Jake Lever (Adam Kaufman) is a successful cardiologist living in the upscale Georgetown neighborhood of Washington, D.C. When he dozes off at the hospital where he works, he dreams that his brother, Benjamin, tells him that they are okay. Jake is confused and is baffled after receiving a phone call later that day from his mother informing him that his brother has died suddenly. He feels guilty for not having kept in touch with his brother for several years. After Ben's funeral held in Brooklyn, Jake finds out that because his brother's wife Leah (Lauren Ambrose) has been left without children, they must perform a ceremony called halizah in order not to conduct a levirate marriage.
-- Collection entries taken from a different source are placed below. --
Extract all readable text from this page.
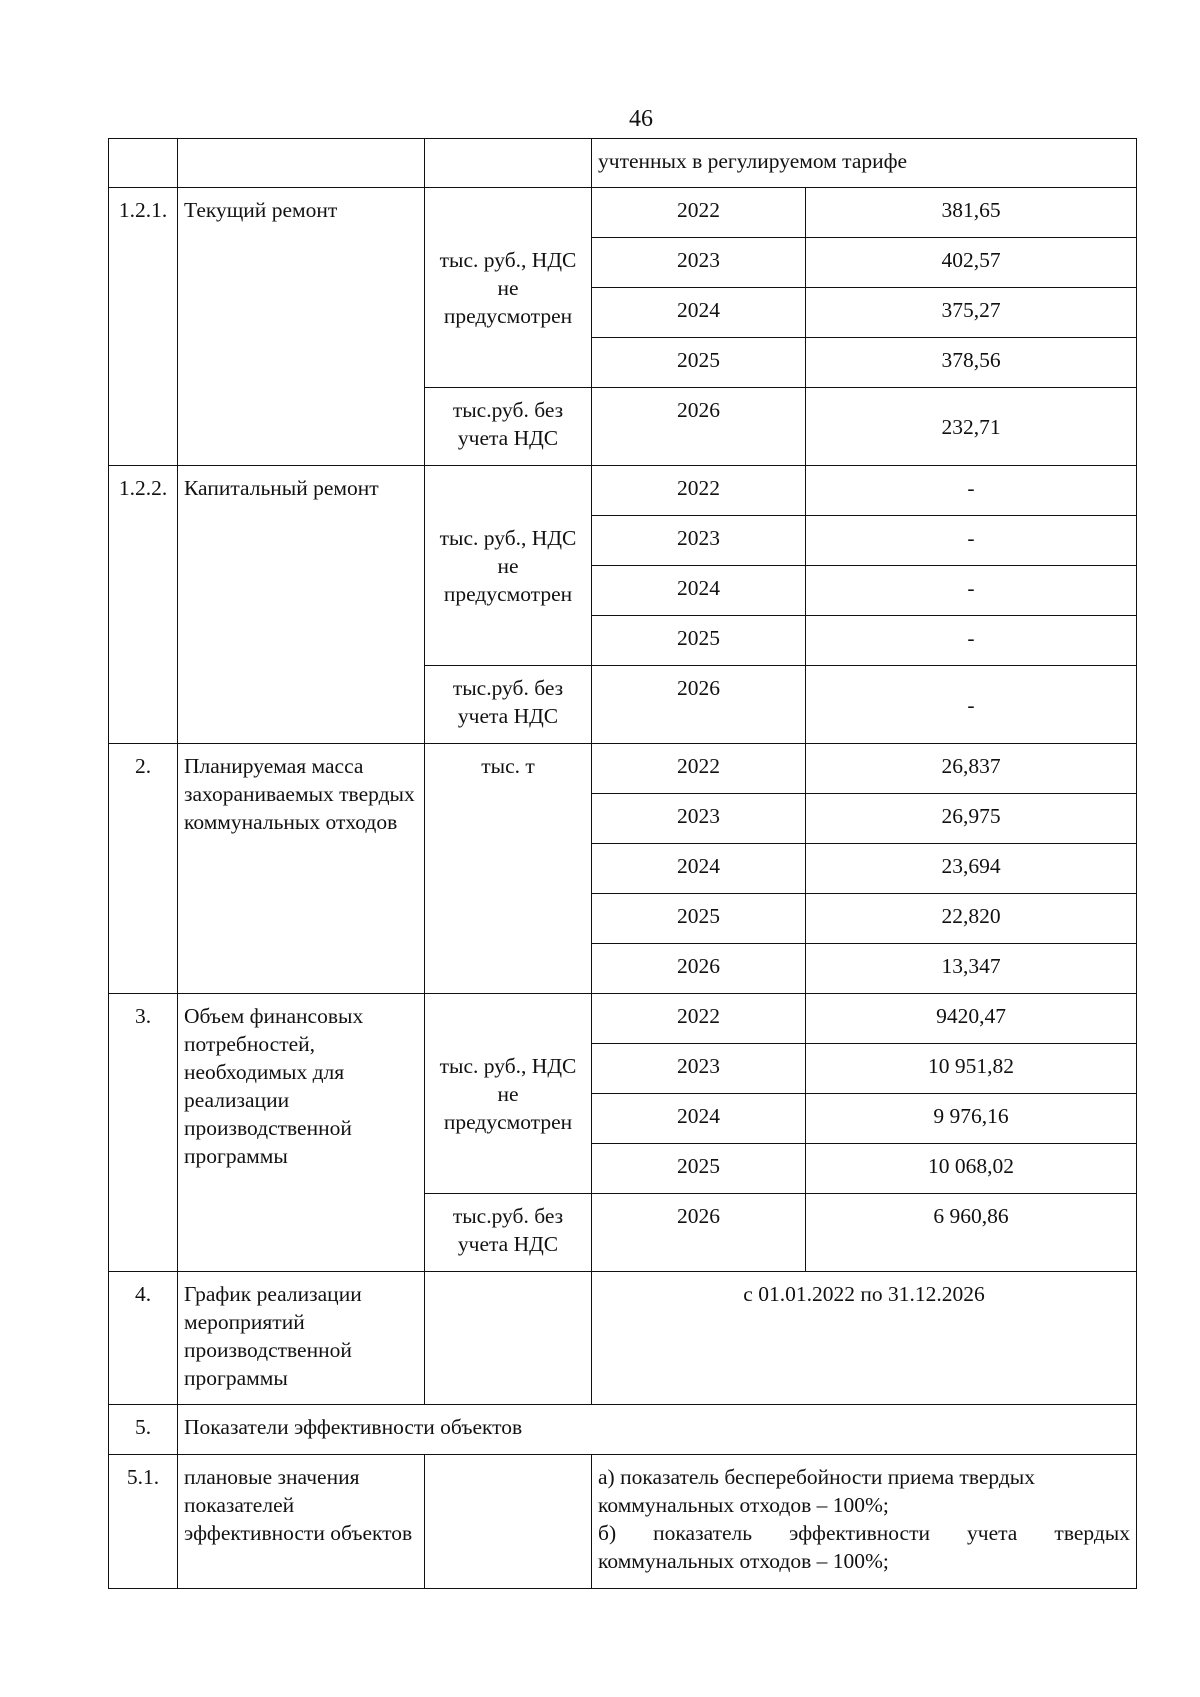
46
			учтенных в регулируемом тарифе	
1.2.1.	Текущий ремонт	тыс. руб., НДС не предусмотрен	2022	381,65
			2023	402,57
			2024	375,27
			2025	378,56
		тыс.руб. без учета НДС	2026	232,71
1.2.2.	Капитальный ремонт	тыс. руб., НДС не предусмотрен	2022	-
			2023	-
			2024	-
			2025	-
		тыс.руб. без учета НДС	2026	-
2.	Планируемая масса захораниваемых твердых коммунальных отходов	тыс. т	2022	26,837
			2023	26,975
			2024	23,694
			2025	22,820
			2026	13,347
3.	Объем финансовых потребностей, необходимых для реализации производственной программы	тыс. руб., НДС не предусмотрен	2022	9420,47
			2023	10 951,82
			2024	9 976,16
			2025	10 068,02
		тыс.руб. без учета НДС	2026	6 960,86
4.	График реализации мероприятий производственной программы		с 01.01.2022 по 31.12.2026	
5.	Показатели эффективности объектов			
5.1.	плановые значения показателей эффективности объектов		а) показатель бесперебойности приема твердых коммунальных отходов – 100%;
б) показатель эффективности учета твердых
коммунальных отходов – 100%;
Jake and Leah agree, but Jake changes his mind after seeing that Leah is wearing a necklace with exactly the same hamsa that his brother gave him. Dating from before Benjamin left home for college, the amulet reminds Jake of how much he loved his big brother. He pulls Leah aside and tells her that he doesn't want to deny his brother's existence, which is what he believes the halizah vow requires of him. After deciding that she wants to leave her mother's home, become independent, and start college, Leah agrees to Jake's alternate offer to marry him and move with him to Washington but maintain a platonic relationship. Jake is constantly busy with work at the hospital, his girlfriend Carol has little patience for his new "wife" and Leah adjusts to finding her way around a new city. But eventually, true love arises, and the two find that the greatest gift Benjamin has left them is each other.